Not promoting the diamondback brand or product but i do like this dualsport idea for those who want something that's in the middle without the dedication of either and want a bicycle that can do everything at a leisurely pace and not in 'attack mode' all the time.


----------



## hardwarz (Jun 12, 2009)

Just Another John said:


> Fwiw, I purchased a Performance Bicycle "exclusive" Diamondback Trace Sport for $375 promotional sale as a re-entry level bike.


Performance Bike sold out of those the day we went there to buy one for my wife. I stepped up to a GT Transeo 2.0. great bike, but not a mountain bike. She'll use it as a comfortable pavement/path bike.


----------



## Just Another John (Apr 29, 2011)

hardwarz said:


> Performance Bike sold out of those the day we went there to buy one for my wife. I stepped up to a GT Transeo 2.0. great bike, but not a mountain bike. She'll use it as a comfortable pavement/path bike.
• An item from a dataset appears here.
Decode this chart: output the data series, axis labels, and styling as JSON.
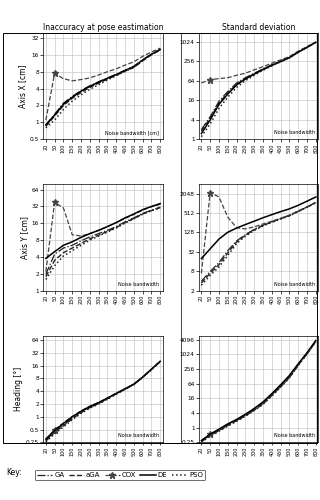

I see you have the DB Insight RS. A Performance Bike exclusive as well (fenders/rack)? I bought one for the wife . Thing is quick! I rode it and almost brought the Trace back for the Insight.. I now ride it when my wife's not around even though it's 2 sizes small for me. I really like it.


----------



## hardwarz (Jun 12, 2009)

Just Another John said:


> I see you have the DB Insight RS. A Performance Bike exclusive as well (fenders/rack)? I bought one for the wife . Thing is quick! I rode it and almost brought the Trace back for the Insight.. I now ride it when my wife's not around even though it's 2 sizes small for me. I really like it.


I really like my Insight RS. Last years model has SRAM X.4 shifters and rear derailleur. It's definitely a great flat handled road bike.


----------